Infrastruktureigenschaften:
- einheitliches Erscheinungsbild durch Roteinfärbung von Radwegen, Radfahrstreifen, Schutzstreifen, Furten und Fahrradstraßen.
- Innerörtliche Einrichtungs-Geh-/Radwege nur dort, wo keine adäquate Alternative existiert und geringer Fußverkehr vorherrscht.
- Grundsätzlicher Verzicht auf innerörtliche Zweirichtungs-Geh-/Radwege.
- Die parallele Führung des Radverkehrs auf separaten Radverkehrsanlagen und auf der Fahrbahn ist zu ermöglichen und sicher zu gestalten (Wahlmodell)
- An Furten ist eine Nullabsenkung zwischen Fahrbahn und Radweg anzustreben (alternativ 3 cm Bordhöhe), für die Barrierefreiheit sind Bodenindikatoren entsprechend der Regelwerke herzustellen
- Entlang des Hauptnetzes Aufpflasterung aller Grundstückszufahrten und Einmündungen von untergeordneten Nebenstraßen
- Abseits des Hauptnetzes soll die Führung des Radverkehrs im Mischverkehr bei gleichzeitiger Senkung der Kfz-Höchstgeschwindigkeit auf 30 km/h primäres Ziel sein
- Radwege sind mit Asphaltdecke oder ggf. ungefastem Betonpflaster auszugestalten
- Bei ausreichender Breite Öffnung von Einbahnstraßen in Gegenrichtung (ggf. zu Lasten parkender Pkw). Bei entsprechendem Verkehrsaufkommen und in Engstellen ggf. mit Markierungen.
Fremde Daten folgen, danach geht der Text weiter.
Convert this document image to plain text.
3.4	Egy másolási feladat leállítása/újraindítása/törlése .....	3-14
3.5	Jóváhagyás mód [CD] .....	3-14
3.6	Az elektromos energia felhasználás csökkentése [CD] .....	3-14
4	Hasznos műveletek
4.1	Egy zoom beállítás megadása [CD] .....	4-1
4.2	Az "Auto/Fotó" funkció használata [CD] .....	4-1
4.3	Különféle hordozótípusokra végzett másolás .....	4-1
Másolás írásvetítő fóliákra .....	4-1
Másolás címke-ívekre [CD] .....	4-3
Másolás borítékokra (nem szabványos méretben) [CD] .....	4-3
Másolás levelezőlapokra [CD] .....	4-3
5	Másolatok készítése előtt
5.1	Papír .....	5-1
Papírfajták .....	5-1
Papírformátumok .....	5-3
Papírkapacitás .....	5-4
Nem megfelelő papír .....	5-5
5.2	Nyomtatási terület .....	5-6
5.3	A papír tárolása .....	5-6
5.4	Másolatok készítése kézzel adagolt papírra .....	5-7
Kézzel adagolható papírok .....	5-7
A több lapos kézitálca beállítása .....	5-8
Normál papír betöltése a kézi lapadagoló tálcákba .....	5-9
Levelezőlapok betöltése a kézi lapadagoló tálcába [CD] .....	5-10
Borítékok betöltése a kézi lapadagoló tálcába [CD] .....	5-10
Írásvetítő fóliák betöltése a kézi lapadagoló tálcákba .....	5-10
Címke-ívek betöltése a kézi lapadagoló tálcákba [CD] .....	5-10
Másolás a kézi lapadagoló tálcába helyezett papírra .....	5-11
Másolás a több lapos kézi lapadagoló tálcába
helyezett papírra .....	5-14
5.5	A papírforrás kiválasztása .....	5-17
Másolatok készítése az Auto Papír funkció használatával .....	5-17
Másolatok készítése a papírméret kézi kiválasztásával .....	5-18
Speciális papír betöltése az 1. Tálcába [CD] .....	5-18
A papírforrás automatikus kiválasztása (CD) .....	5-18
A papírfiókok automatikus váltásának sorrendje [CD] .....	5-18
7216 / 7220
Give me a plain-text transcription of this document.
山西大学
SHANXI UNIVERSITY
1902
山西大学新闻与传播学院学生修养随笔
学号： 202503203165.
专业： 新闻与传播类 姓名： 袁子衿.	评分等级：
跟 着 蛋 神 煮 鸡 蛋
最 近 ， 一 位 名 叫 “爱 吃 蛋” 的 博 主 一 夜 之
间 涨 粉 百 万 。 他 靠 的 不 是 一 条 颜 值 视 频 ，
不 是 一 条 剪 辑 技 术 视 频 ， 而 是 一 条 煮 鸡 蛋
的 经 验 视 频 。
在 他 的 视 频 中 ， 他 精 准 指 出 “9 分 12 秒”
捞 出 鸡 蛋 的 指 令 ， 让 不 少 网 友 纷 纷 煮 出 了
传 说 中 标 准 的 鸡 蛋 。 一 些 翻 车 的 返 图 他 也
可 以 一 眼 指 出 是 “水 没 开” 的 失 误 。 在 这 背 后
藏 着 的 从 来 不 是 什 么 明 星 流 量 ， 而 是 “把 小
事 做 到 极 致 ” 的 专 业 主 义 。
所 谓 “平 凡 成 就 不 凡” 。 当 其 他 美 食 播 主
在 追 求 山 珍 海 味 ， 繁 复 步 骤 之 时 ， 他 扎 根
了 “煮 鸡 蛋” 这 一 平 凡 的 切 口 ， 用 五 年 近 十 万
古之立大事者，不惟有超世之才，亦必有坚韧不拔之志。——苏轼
- Abbau von Sperrpfosten und Umlaufsperren
- Evaluierung von Radschnellwegen und Radvorrangrouten auf Grundlage z. B. der niederländischen “Fietsbalans” und / oder weiterer niederländischen CROW-Leitlinien.
- Sichere Führung und Umleitung des Radverkehrs in Baustellenbereichen und bei Sperrungen, die Alternativführung sollte nicht zu Lasten des Fußverkehrs gehen und Mindestmaße der ERA einhalten. Die Einrichtung ist vor Ort zu überprüfen.
- Bemessung der Radverkehrsanlagen in einer Dimensionierung, die Fehler zulässt.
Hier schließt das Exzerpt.